We, the Makers, Devisers and Presenters of this Pageant and Masque of Time, this Picture and Allegory, crave your charity. This is not a Pageant designed and carried out at immense cost by some large city; it is, on the contrary, a Home-made Spectacle, an Offering to the Church by a very large number of Adult Members of the congregation, with the help of some hundreds of our Ilford Children, and we Amateurs, we Makers of a Home-made Spectacle crave your charity.3

However spiritually edifying the pageant was, however, it did play rather fast and loose with the historical record. The first scene featuring the various waves of invasion up to 1066 was a novel way of presenting British history, suggesting that the Britons (not the Celts) had never been properly subjugated by the Romans, let alone the Saxons or Vikings. The conclusion of the episode, showing Eadgar Atheling’s pledge of loyalty to William the Conqueror, is presented as a final surrender. Much of the rest of the pageant, which included a number of masques featuring fairies and allegorical personifications of virtue, may well have bemused rather than educated the children.

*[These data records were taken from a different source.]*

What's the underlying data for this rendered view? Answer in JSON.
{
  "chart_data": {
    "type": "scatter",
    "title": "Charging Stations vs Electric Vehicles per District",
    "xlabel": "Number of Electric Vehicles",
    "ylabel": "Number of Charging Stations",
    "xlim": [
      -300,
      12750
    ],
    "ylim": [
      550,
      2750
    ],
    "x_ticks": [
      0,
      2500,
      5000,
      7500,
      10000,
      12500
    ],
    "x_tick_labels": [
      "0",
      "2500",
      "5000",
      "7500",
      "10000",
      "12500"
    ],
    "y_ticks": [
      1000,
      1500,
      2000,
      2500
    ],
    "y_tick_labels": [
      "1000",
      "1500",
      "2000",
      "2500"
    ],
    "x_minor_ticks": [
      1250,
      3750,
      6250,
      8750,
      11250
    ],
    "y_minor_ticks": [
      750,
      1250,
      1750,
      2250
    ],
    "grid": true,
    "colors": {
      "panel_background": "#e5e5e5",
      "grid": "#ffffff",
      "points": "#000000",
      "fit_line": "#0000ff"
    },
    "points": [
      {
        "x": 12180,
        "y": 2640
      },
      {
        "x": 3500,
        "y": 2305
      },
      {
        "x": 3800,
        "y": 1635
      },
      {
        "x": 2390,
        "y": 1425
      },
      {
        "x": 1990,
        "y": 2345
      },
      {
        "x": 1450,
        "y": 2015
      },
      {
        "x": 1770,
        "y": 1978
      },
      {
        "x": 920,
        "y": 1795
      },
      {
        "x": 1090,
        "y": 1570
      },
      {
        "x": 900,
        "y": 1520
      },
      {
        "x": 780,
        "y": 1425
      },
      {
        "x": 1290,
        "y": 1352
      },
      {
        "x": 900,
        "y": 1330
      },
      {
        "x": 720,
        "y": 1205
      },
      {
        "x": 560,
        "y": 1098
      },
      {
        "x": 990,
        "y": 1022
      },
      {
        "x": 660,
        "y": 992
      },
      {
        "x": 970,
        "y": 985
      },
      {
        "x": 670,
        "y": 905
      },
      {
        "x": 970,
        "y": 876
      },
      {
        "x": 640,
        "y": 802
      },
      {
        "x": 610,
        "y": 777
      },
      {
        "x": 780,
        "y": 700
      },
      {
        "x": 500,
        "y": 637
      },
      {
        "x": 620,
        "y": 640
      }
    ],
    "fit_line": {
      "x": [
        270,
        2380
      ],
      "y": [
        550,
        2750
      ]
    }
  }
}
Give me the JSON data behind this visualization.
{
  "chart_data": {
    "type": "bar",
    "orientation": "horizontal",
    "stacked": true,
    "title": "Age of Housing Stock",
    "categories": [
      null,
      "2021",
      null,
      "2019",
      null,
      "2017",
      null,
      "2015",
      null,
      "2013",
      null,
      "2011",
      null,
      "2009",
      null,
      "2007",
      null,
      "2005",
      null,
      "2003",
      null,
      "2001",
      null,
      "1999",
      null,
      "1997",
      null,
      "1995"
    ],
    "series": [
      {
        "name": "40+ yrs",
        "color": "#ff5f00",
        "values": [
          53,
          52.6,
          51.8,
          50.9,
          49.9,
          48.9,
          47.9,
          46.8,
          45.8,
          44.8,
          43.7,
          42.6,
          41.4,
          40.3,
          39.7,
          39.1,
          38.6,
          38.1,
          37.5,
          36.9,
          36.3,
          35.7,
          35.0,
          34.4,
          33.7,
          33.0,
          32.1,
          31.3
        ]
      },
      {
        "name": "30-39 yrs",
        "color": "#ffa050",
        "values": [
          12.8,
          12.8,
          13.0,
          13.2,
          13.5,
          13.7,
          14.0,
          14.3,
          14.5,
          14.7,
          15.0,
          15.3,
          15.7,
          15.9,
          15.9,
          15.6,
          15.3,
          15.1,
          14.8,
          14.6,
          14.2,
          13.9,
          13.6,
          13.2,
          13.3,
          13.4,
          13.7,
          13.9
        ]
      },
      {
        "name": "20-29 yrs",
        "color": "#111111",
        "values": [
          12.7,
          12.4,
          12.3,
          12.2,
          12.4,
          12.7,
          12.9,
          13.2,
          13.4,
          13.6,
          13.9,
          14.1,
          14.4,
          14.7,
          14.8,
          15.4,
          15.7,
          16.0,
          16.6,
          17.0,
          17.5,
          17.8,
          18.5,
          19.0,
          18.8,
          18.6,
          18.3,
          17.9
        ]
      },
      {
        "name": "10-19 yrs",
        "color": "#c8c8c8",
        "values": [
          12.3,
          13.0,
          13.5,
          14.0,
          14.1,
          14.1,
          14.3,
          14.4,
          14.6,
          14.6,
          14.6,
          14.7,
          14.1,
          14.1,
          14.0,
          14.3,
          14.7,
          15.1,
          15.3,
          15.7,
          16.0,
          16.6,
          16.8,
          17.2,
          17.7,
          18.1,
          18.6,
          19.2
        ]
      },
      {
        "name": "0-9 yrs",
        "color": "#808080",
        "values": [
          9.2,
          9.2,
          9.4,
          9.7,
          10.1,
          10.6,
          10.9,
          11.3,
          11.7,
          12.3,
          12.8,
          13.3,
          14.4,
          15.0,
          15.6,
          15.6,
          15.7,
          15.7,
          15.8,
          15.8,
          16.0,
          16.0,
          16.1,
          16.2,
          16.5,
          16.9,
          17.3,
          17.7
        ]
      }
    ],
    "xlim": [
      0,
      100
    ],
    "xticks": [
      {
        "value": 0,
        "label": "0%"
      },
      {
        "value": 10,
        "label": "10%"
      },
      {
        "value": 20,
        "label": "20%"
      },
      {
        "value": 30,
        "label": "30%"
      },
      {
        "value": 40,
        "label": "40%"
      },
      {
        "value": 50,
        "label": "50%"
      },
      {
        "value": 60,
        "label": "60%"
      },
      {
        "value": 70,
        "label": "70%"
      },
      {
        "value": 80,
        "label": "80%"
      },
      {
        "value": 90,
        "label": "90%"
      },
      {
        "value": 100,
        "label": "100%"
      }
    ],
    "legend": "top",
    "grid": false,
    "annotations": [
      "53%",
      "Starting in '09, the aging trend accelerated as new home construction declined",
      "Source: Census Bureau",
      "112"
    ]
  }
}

Ilford had seen an earlier pageant procession in 1906, which had raised money to construct a local hospital.4 The first performance of the 1910 pageant on 4 June had to be cancelled due to torrential rain and was opened instead on 11 June by Lady Bethel, who was accompanied by Sir John Bethel, MP.5 The Pageant was evidently a success with a further procession held in July 1912.6 The Pageant of Essex was held in the town in 1932. Sunday Schools and pageants proved unable to stem the twentieth century decline in non-conformism and religious attendance in general and in 1986 the Congregational Church was demolished.7

Footnotes

  1. ^ R. Currie, A.D. Gilbert and L. Horlsey, Churches and Churchgoers: Patterns of Church Growth in the British Isles since 1700 (Oxford, 1977), 87-9.
  2. ^ C.H. Vine, ‘Fore Words’, in Ilford Children’s Pageant 1910 (Ilford, 1910), 6.
  3. ^ ‘To the discerning reader and critical hearer’, in Ibid, 6.
  4. ^ Chelmsford Chronicle, 20 July 1906, 2.
  5. ^ Essex Newsman, 18 June 1910, 2. London Daily News, 7 June 1910, 5; Ballymena Observer, 10 June 1910, 7.
  6. ^ Chelmsford Chronicle, 12 July 1912, 5.